MVP is complete when:

  1. User can install the CLI locally.
  2. User can run:
subagent-fleet init
  1. User can edit fleet.yaml.
  2. User can run:
subagent-fleet validate
  1. User can run:
subagent-fleet discover

and see Ollama models from configured nodes.

  1. User can run:
subagent-fleet generate

and receive:

litellm_config.yaml
.claude/agents/*.md
.env.subagent-fleet
  1. User can start LiteLLM using the generated config.
  2. User can source the generated env file and run Claude Code.
  3. Claude Code subagent files reference the generated LiteLLM aliases.
  4. The README explains the local network security model.
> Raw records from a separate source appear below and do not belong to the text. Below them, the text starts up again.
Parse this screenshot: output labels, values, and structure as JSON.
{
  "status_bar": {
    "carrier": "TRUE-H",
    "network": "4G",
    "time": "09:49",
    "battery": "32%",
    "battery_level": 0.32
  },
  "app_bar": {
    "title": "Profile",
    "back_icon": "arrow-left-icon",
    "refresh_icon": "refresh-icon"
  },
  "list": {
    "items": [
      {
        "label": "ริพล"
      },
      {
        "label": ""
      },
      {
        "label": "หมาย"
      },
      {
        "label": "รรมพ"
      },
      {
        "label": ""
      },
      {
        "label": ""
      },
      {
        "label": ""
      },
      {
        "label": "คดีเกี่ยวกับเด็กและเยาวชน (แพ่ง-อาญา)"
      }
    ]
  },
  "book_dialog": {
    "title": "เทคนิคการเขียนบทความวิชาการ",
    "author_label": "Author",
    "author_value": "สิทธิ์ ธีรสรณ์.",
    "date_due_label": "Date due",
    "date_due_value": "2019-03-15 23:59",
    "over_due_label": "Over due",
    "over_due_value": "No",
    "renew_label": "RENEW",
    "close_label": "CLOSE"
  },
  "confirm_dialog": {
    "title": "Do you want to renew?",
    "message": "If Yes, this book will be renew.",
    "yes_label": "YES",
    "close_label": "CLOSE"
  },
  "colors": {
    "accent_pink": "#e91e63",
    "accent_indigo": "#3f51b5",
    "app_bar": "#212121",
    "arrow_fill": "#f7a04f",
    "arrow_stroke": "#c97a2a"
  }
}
20. Example First Implementation Plan

Build in this order:

Step 1: package skeleton

  • pyproject.toml
  • src/subagent_fleet/cli.py
  • basic Typer CLI
  • subagent-fleet --help

Step 2: config parser

  • Pydantic models
  • YAML loading
  • validate command
  • tests

Step 3: init command

  • write starter fleet.yaml
  • do not overwrite by default

Step 4: discovery

  • call /api/tags
  • display table
  • support offline nodes gracefully

Step 5: generators

  • LiteLLM config generator
  • Claude agents generator
  • env file generator

Step 6: warmup

  • call /api/chat
  • support all configured models
  • show success/failure

Step 7: status

  • show nodes
  • show model routes
  • show agent routes

Step 8: docs polish

  • README examples
  • security warning
  • quickstart

21. Future Roadmap

After MVP:

subagent-fleet benchmark
subagent-fleet recommend
subagent-fleet dashboard
subagent-fleet trace

Possible future features:

  • latency benchmarking
  • automatic role recommendation
  • Tailscale-aware node discovery
  • dynamic fallback models
  • LiteLLM health/fallback generation
  • model load monitoring
  • Claude Code request tracing
  • subagent execution trace viewer
  • OpenAI-compatible harness examples
  • support for vLLM, LM Studio, llama.cpp, OpenRouter, cloud APIs

22. Viral Demo Goal

The repo should support this demo:

One Claude Code task.

Planner runs on Mac mini 16GB.
Implementer runs on Mac mini 64GB.
Reviewer runs on laptop or big node.

Terminal shows:
  planner     -> m4-mini-16gb  -> qwen-coder:7b
  implementer -> m4-mini-64gb  -> qwen-coder:32b
  reviewer    -> m4-mini-64gb  -> qwen-coder:32b

All local.
No cloud token burn.

Demo tagline:

I turned 3 Macs into a private Claude Code subagent swarm.

23. README Positioning

Use this phrasing:

Run Claude Code-style subagents across your local model fleet.

Avoid positioning as:

distributed Ollama

because that sounds like model sharding and is already a crowded space.

Better:

local subagent fleet manager

or:

config-driven subagent orchestration for Ollama + LiteLLM

24. Important Design Principle

Prefer role-based routing over blind load balancing.

Good:

planner     -> small model
implementer -> big coding model
reviewer    -> big coding model
summarizer  -> small model

Less useful for this project:

send any request to any machine randomly

Load balancing only makes sense when the same model is loaded on multiple similar machines.


25. Final MVP Definition

The first release should be a small, reliable CLI that:

reads fleet.yaml
checks Ollama nodes
generates LiteLLM config
generates Claude Code subagent files
warms models
shows status

Do not build a complex scheduler yet.

The value is making multi-machine local subagents easy, visible, and reproducible.